According to an article in the British Journal of Clinical Pharmacology, most low- to middle-income countries have very low reporting rates for adverse events associated with vaccines or other pharmaceutical products, so it is difficult to know how many adverse events have been associated with the rollouts that have happened so far.
Lyons-Weiler told The Defender that resources now going into vaccination should instead go toward cervical cancer screening, which for most people is a curative diagnostic.
“Early detection is key, and delaying screening because one feels protected due to the misleading narrative over HPV vaccines protecting against cervical cancer will lead to increased cases of late-stage cancer, and deaths,” he said.
Harper also supported screenings, but also strongly supported the vaccines. “It is not a question of investing only in vaccination or only in screening. Both are necessary. Compromises in the amount of finite money allocated to each will be necessary, but both are necessary.”
Kim Mack Rosenberg, CHD acting general counsel and co-author of “The HPV Vaccine on Trial” told The Defender:
“Having studied the HPV vaccines in depth for several years, I am profoundly concerned about Nigeria’s mass vaccination campaign. Instead of vaccinating millions of girls, steps should be taken to reduce risk factors that may contribute to cervical cancer, including early pregnancy and multiple pregnancies, poor nutrition and poor nutritional status, lack of access to clean cooking fuels, and others.
“Moreover, there have been so many innovations in cervical cancer screening that now enable doctors and others to more easily screen, even in rural areas.”
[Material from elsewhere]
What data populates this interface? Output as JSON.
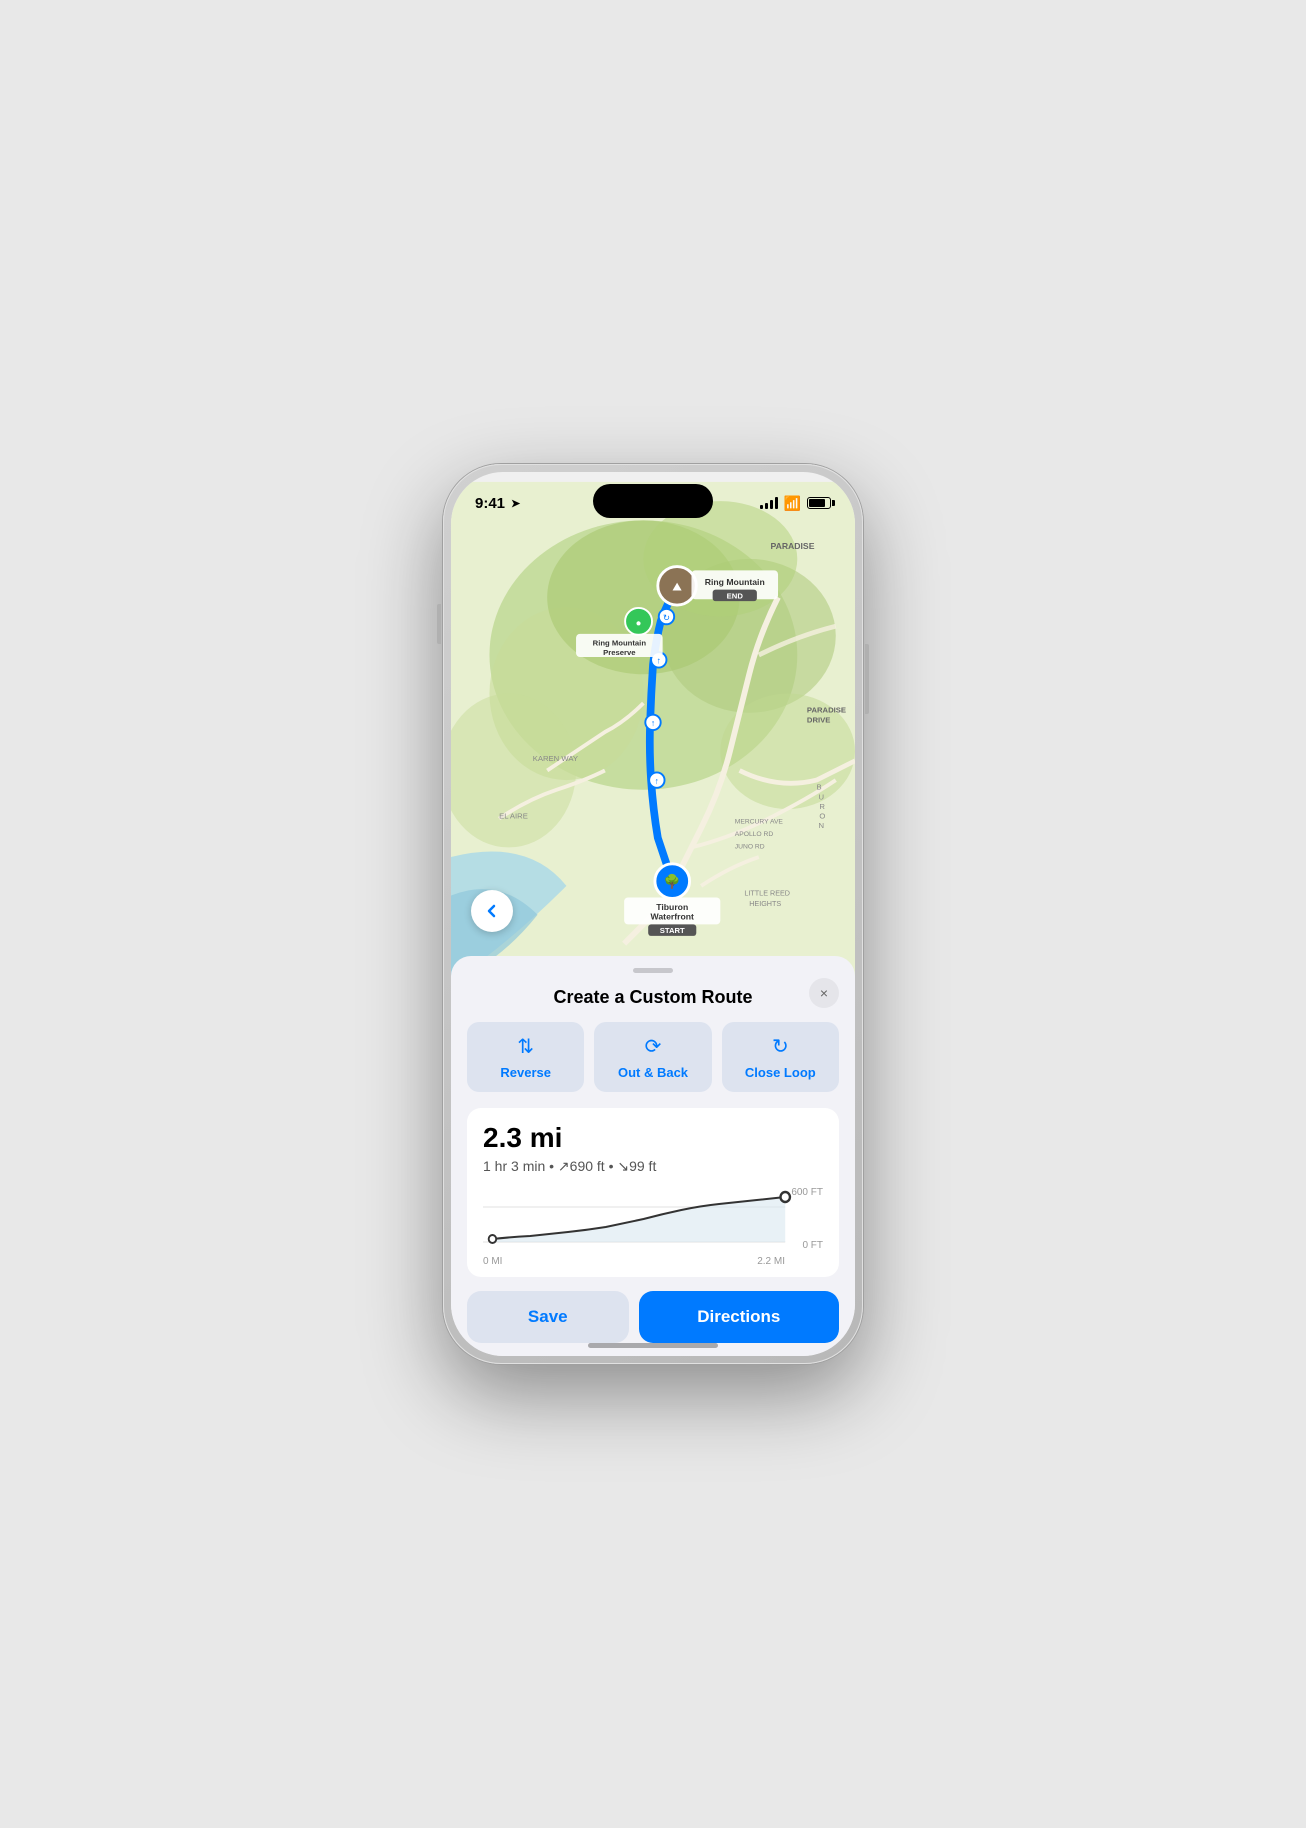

Different dose recommendations for high vs. low/middle-income countries?
In the U.S., the current HPV vaccination schedule recommended by the CDC is two doses of Merck’s Gardasil 9 vaccine for children ages 9-14 and three for those ages 15 and up. Gardasil 9, which protects against 9 HPV strains, is the only HPV vaccine distributed in the U.S.
Nigeria’s vaccine advisory committee in 2021 recommended Gardasil’s quadrivalent HPV vaccine for use in Nigeria, which protects against four strains.
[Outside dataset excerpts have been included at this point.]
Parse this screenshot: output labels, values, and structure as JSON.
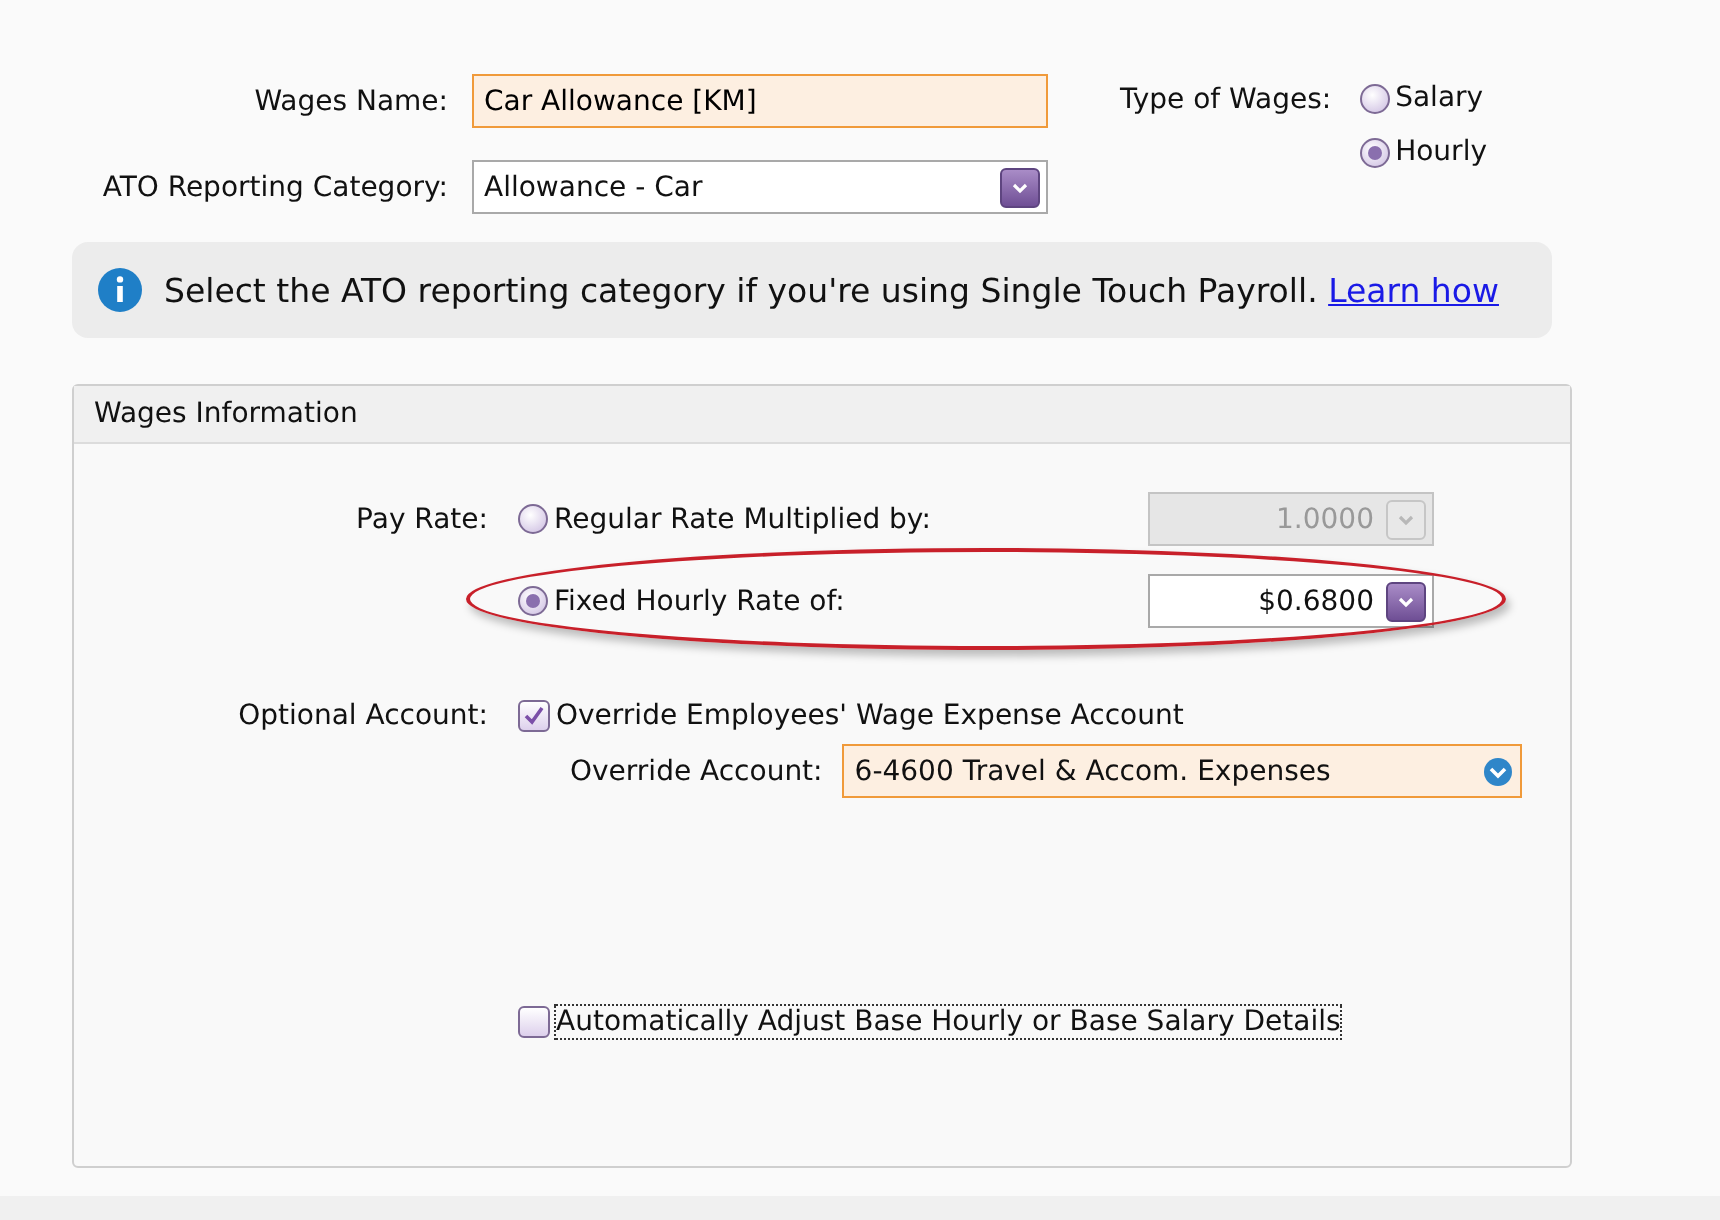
{
  "header": {
    "wages_name": {
      "label": "Wages Name:",
      "value": "Car Allowance [KM]"
    },
    "ato_category": {
      "label": "ATO Reporting Category:",
      "value": "Allowance - Car"
    },
    "type_of_wages": {
      "label": "Type of Wages:",
      "options": [
        {
          "label": "Salary",
          "selected": false
        },
        {
          "label": "Hourly",
          "selected": true
        }
      ]
    }
  },
  "info": {
    "text": "Select the ATO reporting category if you're using Single Touch Payroll.",
    "link": "Learn how"
  },
  "panel": {
    "title": "Wages Information",
    "pay_rate": {
      "label": "Pay Rate:",
      "options": [
        {
          "label": "Regular Rate Multiplied by:",
          "selected": false,
          "value": "1.0000",
          "disabled": true,
          "highlighted": false
        },
        {
          "label": "Fixed Hourly Rate of:",
          "selected": true,
          "value": "$0.6800",
          "disabled": false,
          "highlighted": true
        }
      ]
    },
    "optional_account": {
      "label": "Optional Account:",
      "checkbox": {
        "label": "Override Employees' Wage Expense Account",
        "checked": true
      }
    },
    "override_account": {
      "label": "Override Account:",
      "value": "6-4600 Travel & Accom. Expenses"
    },
    "auto_adjust": {
      "label": "Automatically Adjust Base Hourly or Base Salary Details",
      "checked": false
    }
  }
}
When the vaccine first came on the market, the WHO recommended a three-dose course of any version of the vaccine — but in 2014, it changed its recommendation to two doses as part of routine vaccination.
Last year, the WHO announced that “a single-dose Human Papillomavirus (HPV) vaccine delivers solid protection against HPV,” and it changed its recommendations again to “a one or two dose schedule” for girls and women ages 9 and up, based on “evidence emerging over past years,” but without any citations.
But most of the press release celebrated the single-dose recommendation as “less costly, less resource intensive and easier to administer,” predicting that it would be a “game-changer,” adding that “a single-dose recommendation has the potential to take us faster to our goal of having 90 per cent of girls vaccinated by the age of 15 by 2030.”
Lyons-Weiler said the language around dosing was “absolutely misleading,” because the shift to “one or two doses” doesn’t actually make a shift from the recommended two-dose schedule, but might make it easier to get buy-in to the program by skeptics.